Tuesday 31 May 2011

Best not

All the shite about bankers being bastards is fair enough I guess, like yesterday I kicked an auld cripple in the face just for the hell of it. But, for the most part, the vast majority of those working in British banking today don’t get the big wages and big bonuses that make all the headlines. I reckon for the vast majority a chunk less than the national average topped up with performance related bonuses that aren’t pensionable constitutes their total, annual earnings.

Of course that’s a shite story for the papers so its probably best to keep schtum about it. Or at least it was until the RBS head of UK corporate banking went rogue. Like according to this mad, maverick man, the average tenure for RBS business managers i.e. the bods that go out and about trying to arrange loans and bank facilities for corner shops, is 12 months. This was a bad thing it seems because it got in the way of relationship banking, hence business managers will have to go out and work in a small business for a coupla days a year to make sure they empathise with and understand their clients.

Really? Like is that the answer? I thought the real issue here is why the utter fuck are business managers changing jobs every year? Are RBS not paying the going rate so people fuck off elsewhere (bearing in mind paying the going rate is the argument RBS use to justify paying multi-million investment banker packages)?

Alternatively, I’ve been fortunate enough never to have had fuck all to do with business banking, but I’ve blethered to a few who have and who've made clear its an sales target driven fucking nightmare. So are RBS, that admirable civil service institution, working people too hard by setting their sales targets too high? I think as taxpayers we should be told given the additional recruitment costs this would appear to be imposing and the poor quality service it would appear to be delivering as a result.

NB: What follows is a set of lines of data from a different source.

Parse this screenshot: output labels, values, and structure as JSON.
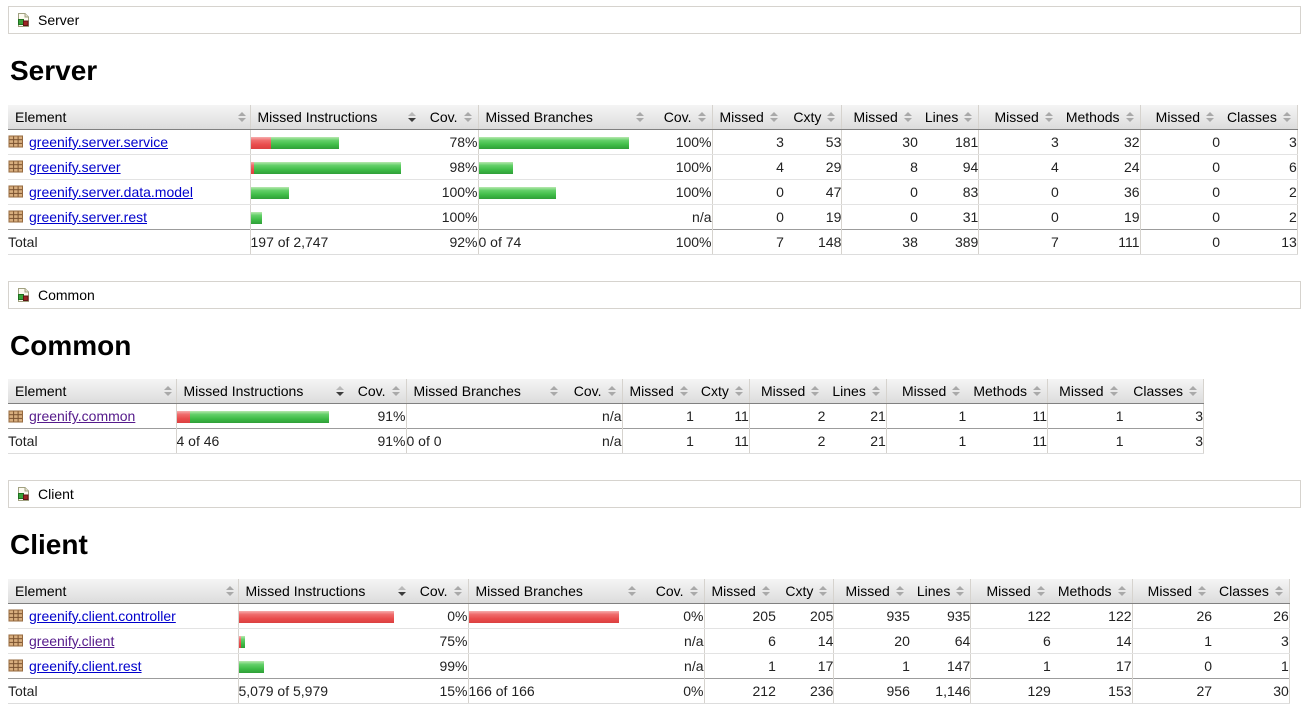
{
  "colors": {
    "bar_green": "#3fbc47",
    "bar_red": "#e94c4c",
    "link": "#0000cc",
    "visited_link": "#551a8b",
    "header_bg": "#dcdcdc",
    "border": "#d6d3ce"
  },
  "columns": [
    {
      "label": "Element",
      "sorted": false
    },
    {
      "label": "Missed Instructions",
      "sorted": true
    },
    {
      "label": "Cov.",
      "sorted": false
    },
    {
      "label": "Missed Branches",
      "sorted": false
    },
    {
      "label": "Cov.",
      "sorted": false
    },
    {
      "label": "Missed",
      "sorted": false
    },
    {
      "label": "Cxty",
      "sorted": false
    },
    {
      "label": "Missed",
      "sorted": false
    },
    {
      "label": "Lines",
      "sorted": false
    },
    {
      "label": "Missed",
      "sorted": false
    },
    {
      "label": "Methods",
      "sorted": false
    },
    {
      "label": "Missed",
      "sorted": false
    },
    {
      "label": "Classes",
      "sorted": false
    }
  ],
  "sections": [
    {
      "id": "server",
      "breadcrumb": "Server",
      "title": "Server",
      "rows": [
        {
          "element": "greenify.server.service",
          "visited": false,
          "instr_bar": {
            "red": 20,
            "green": 68
          },
          "instr_cov": "78%",
          "branch_bar": {
            "red": 0,
            "green": 150
          },
          "branch_cov": "100%",
          "cells": [
            "3",
            "53",
            "30",
            "181",
            "3",
            "32",
            "0",
            "3"
          ]
        },
        {
          "element": "greenify.server",
          "visited": false,
          "instr_bar": {
            "red": 3,
            "green": 147
          },
          "instr_cov": "98%",
          "branch_bar": {
            "red": 0,
            "green": 34
          },
          "branch_cov": "100%",
          "cells": [
            "4",
            "29",
            "8",
            "94",
            "4",
            "24",
            "0",
            "6"
          ]
        },
        {
          "element": "greenify.server.data.model",
          "visited": false,
          "instr_bar": {
            "red": 0,
            "green": 38
          },
          "instr_cov": "100%",
          "branch_bar": {
            "red": 0,
            "green": 77
          },
          "branch_cov": "100%",
          "cells": [
            "0",
            "47",
            "0",
            "83",
            "0",
            "36",
            "0",
            "2"
          ]
        },
        {
          "element": "greenify.server.rest",
          "visited": false,
          "instr_bar": {
            "red": 0,
            "green": 11
          },
          "instr_cov": "100%",
          "branch_bar": {
            "red": 0,
            "green": 0
          },
          "branch_cov": "n/a",
          "cells": [
            "0",
            "19",
            "0",
            "31",
            "0",
            "19",
            "0",
            "2"
          ]
        }
      ],
      "total": {
        "label": "Total",
        "instr": "197 of 2,747",
        "instr_cov": "92%",
        "branch": "0 of 74",
        "branch_cov": "100%",
        "cells": [
          "7",
          "148",
          "38",
          "389",
          "7",
          "111",
          "0",
          "13"
        ]
      }
    },
    {
      "id": "common",
      "breadcrumb": "Common",
      "title": "Common",
      "rows": [
        {
          "element": "greenify.common",
          "visited": true,
          "instr_bar": {
            "red": 13,
            "green": 139
          },
          "instr_cov": "91%",
          "branch_bar": {
            "red": 0,
            "green": 0
          },
          "branch_cov": "n/a",
          "cells": [
            "1",
            "11",
            "2",
            "21",
            "1",
            "11",
            "1",
            "3"
          ]
        }
      ],
      "total": {
        "label": "Total",
        "instr": "4 of 46",
        "instr_cov": "91%",
        "branch": "0 of 0",
        "branch_cov": "n/a",
        "cells": [
          "1",
          "11",
          "2",
          "21",
          "1",
          "11",
          "1",
          "3"
        ]
      }
    },
    {
      "id": "client",
      "breadcrumb": "Client",
      "title": "Client",
      "rows": [
        {
          "element": "greenify.client.controller",
          "visited": false,
          "instr_bar": {
            "red": 155,
            "green": 0
          },
          "instr_cov": "0%",
          "branch_bar": {
            "red": 150,
            "green": 0
          },
          "branch_cov": "0%",
          "cells": [
            "205",
            "205",
            "935",
            "935",
            "122",
            "122",
            "26",
            "26"
          ]
        },
        {
          "element": "greenify.client",
          "visited": true,
          "instr_bar": {
            "red": 2,
            "green": 4
          },
          "instr_cov": "75%",
          "branch_bar": {
            "red": 0,
            "green": 0
          },
          "branch_cov": "n/a",
          "cells": [
            "6",
            "14",
            "20",
            "64",
            "6",
            "14",
            "1",
            "3"
          ]
        },
        {
          "element": "greenify.client.rest",
          "visited": false,
          "instr_bar": {
            "red": 0,
            "green": 25
          },
          "instr_cov": "99%",
          "branch_bar": {
            "red": 0,
            "green": 0
          },
          "branch_cov": "n/a",
          "cells": [
            "1",
            "17",
            "1",
            "147",
            "1",
            "17",
            "0",
            "1"
          ]
        }
      ],
      "total": {
        "label": "Total",
        "instr": "5,079 of 5,979",
        "instr_cov": "15%",
        "branch": "166 of 166",
        "branch_cov": "0%",
        "cells": [
          "212",
          "236",
          "956",
          "1,146",
          "129",
          "153",
          "27",
          "30"
        ]
      }
    }
  ]
}
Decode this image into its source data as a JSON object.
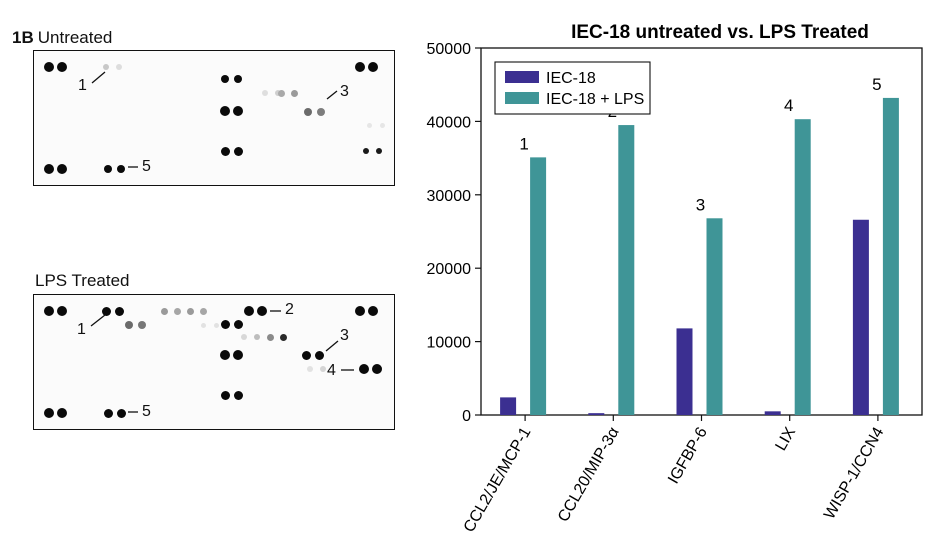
{
  "figure": {
    "panel_letter": "1B",
    "untreated_title": "Untreated",
    "lps_title": "LPS Treated"
  },
  "blot_labels": {
    "untreated": [
      "1",
      "3",
      "5"
    ],
    "lps": [
      "1",
      "2",
      "3",
      "4",
      "5"
    ]
  },
  "chart_data": {
    "type": "bar",
    "title": "IEC-18 untreated vs. LPS Treated",
    "xlabel": "",
    "ylabel": "",
    "categories": [
      "CCL2/JE/MCP-1",
      "CCL20/MIP-3α",
      "IGFBP-6",
      "LIX",
      "WISP-1/CCN4"
    ],
    "series": [
      {
        "name": "IEC-18",
        "color": "#3b2f91",
        "values": [
          2400,
          250,
          11800,
          500,
          26600
        ]
      },
      {
        "name": "IEC-18 + LPS",
        "color": "#3f9597",
        "values": [
          35100,
          39500,
          26800,
          40300,
          43200
        ]
      }
    ],
    "annotations": [
      "1",
      "2",
      "3",
      "4",
      "5"
    ],
    "ylim": [
      0,
      50000
    ],
    "yticks": [
      "0",
      "10000",
      "20000",
      "30000",
      "40000",
      "50000"
    ],
    "legend": "top-left",
    "grid": false
  }
}
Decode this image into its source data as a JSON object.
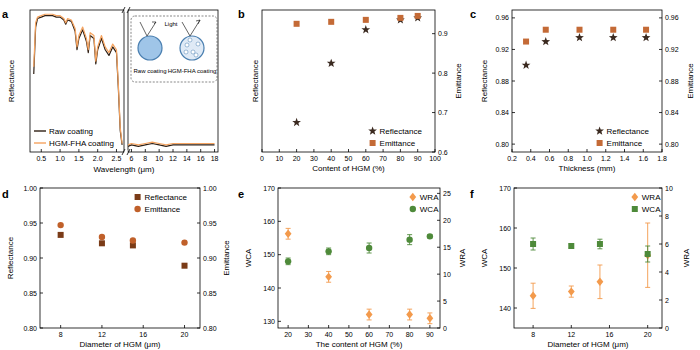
{
  "chart_data": [
    {
      "type": "line",
      "title": "a",
      "x_label": "Wavelength (μm)",
      "y_label": "Reflectance",
      "x": [
        0.3,
        0.35,
        0.4,
        0.5,
        0.6,
        0.7,
        0.8,
        0.9,
        1.0,
        1.1,
        1.15,
        1.2,
        1.3,
        1.4,
        1.45,
        1.5,
        1.6,
        1.7,
        1.75,
        1.8,
        1.9,
        1.95,
        2.0,
        2.1,
        2.2,
        2.3,
        2.4,
        2.5,
        2.55,
        2.6,
        2.65
      ],
      "xlim": [
        0.2,
        2.7
      ],
      "xticks": [
        0.5,
        {
          "value": 1,
          "label": "1.0"
        },
        1.5,
        {
          "value": 2,
          "label": "2.0"
        },
        2.5
      ],
      "ylim": [
        0,
        1
      ],
      "tick_labels": "x",
      "legend": "lower left",
      "series": [
        {
          "name": "Raw coating",
          "color": "#2e1f14",
          "values": [
            0.55,
            0.88,
            0.94,
            0.95,
            0.96,
            0.96,
            0.96,
            0.95,
            0.95,
            0.93,
            0.9,
            0.93,
            0.92,
            0.85,
            0.72,
            0.8,
            0.86,
            0.78,
            0.7,
            0.82,
            0.8,
            0.62,
            0.72,
            0.8,
            0.72,
            0.68,
            0.74,
            0.7,
            0.45,
            0.15,
            0.05
          ]
        },
        {
          "name": "HGM-FHA coating",
          "color": "#f5a35f",
          "values": [
            0.6,
            0.91,
            0.95,
            0.96,
            0.97,
            0.97,
            0.97,
            0.96,
            0.96,
            0.94,
            0.91,
            0.94,
            0.93,
            0.87,
            0.74,
            0.82,
            0.88,
            0.8,
            0.72,
            0.84,
            0.82,
            0.64,
            0.74,
            0.82,
            0.74,
            0.7,
            0.76,
            0.72,
            0.47,
            0.17,
            0.06
          ]
        }
      ],
      "annotations": [
        "Light",
        "Raw coating",
        "HGM-FHA coating"
      ]
    },
    {
      "type": "line",
      "x": [
        5.5,
        6,
        7,
        8,
        9,
        10,
        11,
        12,
        13,
        14,
        15,
        16,
        17,
        18
      ],
      "xlim": [
        5.5,
        18.5
      ],
      "xticks": [
        6,
        8,
        10,
        12,
        14,
        16,
        18
      ],
      "ylim": [
        0,
        1
      ],
      "tick_labels": "x",
      "series": [
        {
          "color": "#2e1f14",
          "values": [
            0.04,
            0.05,
            0.04,
            0.05,
            0.06,
            0.05,
            0.04,
            0.05,
            0.05,
            0.05,
            0.05,
            0.05,
            0.05,
            0.05
          ]
        },
        {
          "color": "#f5a35f",
          "values": [
            0.05,
            0.06,
            0.05,
            0.06,
            0.07,
            0.06,
            0.05,
            0.06,
            0.06,
            0.06,
            0.06,
            0.06,
            0.06,
            0.06
          ]
        }
      ]
    },
    {
      "type": "scatter",
      "title": "b",
      "x_label": "Content of HGM (%)",
      "y_label": "Reflectance",
      "y2_label": "Emittance",
      "x": [
        20,
        40,
        60,
        80,
        90
      ],
      "xlim": [
        0,
        100
      ],
      "xticks": [
        0,
        10,
        20,
        30,
        40,
        50,
        60,
        70,
        80,
        90,
        100
      ],
      "ylim": [
        0.6,
        0.96
      ],
      "y2lim": [
        0.6,
        0.96
      ],
      "y2ticks": [
        0.6,
        0.7,
        0.8,
        0.9
      ],
      "legend": "lower right",
      "series": [
        {
          "name": "Reflectance",
          "color": "#3b2a20",
          "marker": "star",
          "values": [
            0.675,
            0.825,
            0.91,
            0.935,
            0.94
          ]
        },
        {
          "name": "Emittance",
          "color": "#c46a36",
          "marker": "square",
          "axis": "y2",
          "values": [
            0.925,
            0.93,
            0.935,
            0.94,
            0.945
          ]
        }
      ]
    },
    {
      "type": "scatter",
      "title": "c",
      "x_label": "Thickness (mm)",
      "y_label": "Reflectance",
      "y2_label": "Emittance",
      "x": [
        0.35,
        0.56,
        0.92,
        1.28,
        1.63
      ],
      "xlim": [
        0.2,
        1.8
      ],
      "xticks": [
        0.2,
        0.4,
        0.6,
        0.8,
        {
          "value": 1,
          "label": "1.0"
        },
        1.2,
        1.4,
        1.6,
        1.8
      ],
      "ylim": [
        0.79,
        0.97
      ],
      "yticks": [
        {
          "value": 0.8,
          "label": "0.80"
        },
        0.84,
        0.88,
        0.92,
        0.96
      ],
      "y2lim": [
        0.79,
        0.97
      ],
      "y2ticks": [
        {
          "value": 0.8,
          "label": "0.80"
        },
        0.84,
        0.88,
        0.92,
        0.96
      ],
      "legend": "lower right",
      "series": [
        {
          "name": "Reflectance",
          "color": "#3b2a20",
          "marker": "star",
          "values": [
            0.9,
            0.93,
            0.935,
            0.935,
            0.935
          ]
        },
        {
          "name": "Emittance",
          "color": "#c46a36",
          "marker": "square",
          "axis": "y2",
          "values": [
            0.93,
            0.945,
            0.945,
            0.945,
            0.945
          ]
        }
      ]
    },
    {
      "type": "scatter",
      "title": "d",
      "x_label": "Diameter of HGM (μm)",
      "y_label": "Reflectance",
      "y2_label": "Emittance",
      "x": [
        8,
        12,
        15,
        20
      ],
      "xlim": [
        6,
        21.5
      ],
      "xticks": [
        8,
        12,
        16,
        20
      ],
      "ylim": [
        0.8,
        1
      ],
      "yticks": [
        {
          "value": 0.8,
          "label": "0.80"
        },
        0.85,
        {
          "value": 0.9,
          "label": "0.90"
        },
        0.95,
        {
          "value": 1,
          "label": "1.00"
        }
      ],
      "y2lim": [
        0.8,
        1
      ],
      "y2ticks": [
        {
          "value": 0.8,
          "label": "0.80"
        },
        0.85,
        {
          "value": 0.9,
          "label": "0.90"
        },
        0.95,
        {
          "value": 1,
          "label": "1.00"
        }
      ],
      "legend": "upper right",
      "series": [
        {
          "name": "Reflectance",
          "color": "#7a3b17",
          "marker": "square",
          "values": [
            0.933,
            0.921,
            0.918,
            0.889
          ]
        },
        {
          "name": "Emittance",
          "color": "#c0602a",
          "marker": "circle",
          "axis": "y2",
          "values": [
            0.947,
            0.93,
            0.925,
            0.922
          ]
        }
      ]
    },
    {
      "type": "scatter",
      "title": "e",
      "x_label": "The content of HGM (%)",
      "y_label": "WCA",
      "y2_label": "WRA",
      "x": [
        20,
        40,
        60,
        80,
        90
      ],
      "xlim": [
        15,
        95
      ],
      "xticks": [
        20,
        30,
        40,
        50,
        60,
        70,
        80,
        90
      ],
      "ylim": [
        128,
        170
      ],
      "yticks": [
        130,
        140,
        150,
        160,
        170
      ],
      "y2lim": [
        0,
        26
      ],
      "y2ticks": [
        0,
        5,
        10,
        15,
        20,
        25
      ],
      "legend": "upper right",
      "series": [
        {
          "name": "WRA",
          "color": "#f39a4c",
          "marker": "diamond",
          "axis": "y2",
          "values": [
            17.5,
            9.5,
            2.5,
            2.5,
            1.8
          ],
          "errors": [
            1,
            1,
            1,
            1,
            1
          ]
        },
        {
          "name": "WCA",
          "color": "#4e8a3a",
          "marker": "circle",
          "values": [
            148,
            151,
            152,
            154.5,
            155.5
          ],
          "errors": [
            1,
            1,
            1.5,
            1.5,
            0.5
          ]
        }
      ]
    },
    {
      "type": "scatter",
      "title": "f",
      "x_label": "Diameter of HGM (μm)",
      "y_label": "WCA",
      "y2_label": "WRA",
      "x": [
        8,
        12,
        15,
        20
      ],
      "xlim": [
        6,
        21.5
      ],
      "xticks": [
        8,
        12,
        16,
        20
      ],
      "ylim": [
        135,
        170
      ],
      "yticks": [
        140,
        150,
        160,
        170
      ],
      "y2lim": [
        0,
        10
      ],
      "y2ticks": [
        0,
        2,
        4,
        6,
        8,
        10
      ],
      "legend": "upper right",
      "series": [
        {
          "name": "WRA",
          "color": "#f39a4c",
          "marker": "diamond",
          "axis": "y2",
          "values": [
            2.3,
            2.6,
            3.3,
            5.2
          ],
          "errors": [
            0.9,
            0.4,
            1.2,
            2.3
          ]
        },
        {
          "name": "WCA",
          "color": "#4e8a3a",
          "marker": "square",
          "values": [
            156,
            155.5,
            156,
            153.5
          ],
          "errors": [
            1.5,
            0.5,
            1.2,
            2
          ]
        }
      ]
    }
  ]
}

In the meantime it was a good laugh reading shite like this given the complete lack of self-awareness there appears to be about how the business is being run and the associated insight into what actually matters to exectives. It was also rather lovely of the Telegraph no to even ask why so many bods leave so quickly. There again business managers do tend to be rather common.

1 comment:

  1. Feminist mince about masculine hegemony fixated on sexuality and stuff? Glad that's sorted/brushed aside then. I'm not surprised you fixate on the bullying, since that's something as a man you might [un]reasonably expect to encounter in the workplace during the course of your career (not nice, whether the perpetrator is a man or a woman). Except the same folk calling her out as a bully would appear to be taking great delight in denigrating her sexually in, let's face it, a pretty fucked up disturbing way.

    Sounds like a ghastly woman was pretty hard headed and good at playing the game, but you can't systematically sleep your way to the top unless there are men above you who're ready and willing to oblige. As one comment says "I attended a party once where yet a different exec made extremely inappropriate comments to a junior female member of staff (who complained) and this was brushed under the carpet." Wonder how high that particular female member of staff has climbed on her career ladder? Not very would be my guess.

    People who are not consciously sexist themselves tend to be unable to see institutionalised sexism around them. They seem naively unaware that institutions and customs can be sexist simply by what they value or how they operate, that even something like a discourse developed by men talking to men can institutionalise sexism. Nor do they understand that, by accepting such institutions or ways of acting, they become supporters of sexism. Game of guess the filthiest bitch in the office anyone? Harmless fun right, cos you're not really sexist? Wrong, you're in deep, deep denial is all. And the more powerful the man the more dangerous that kind of thinking becomes (cue DSK climax).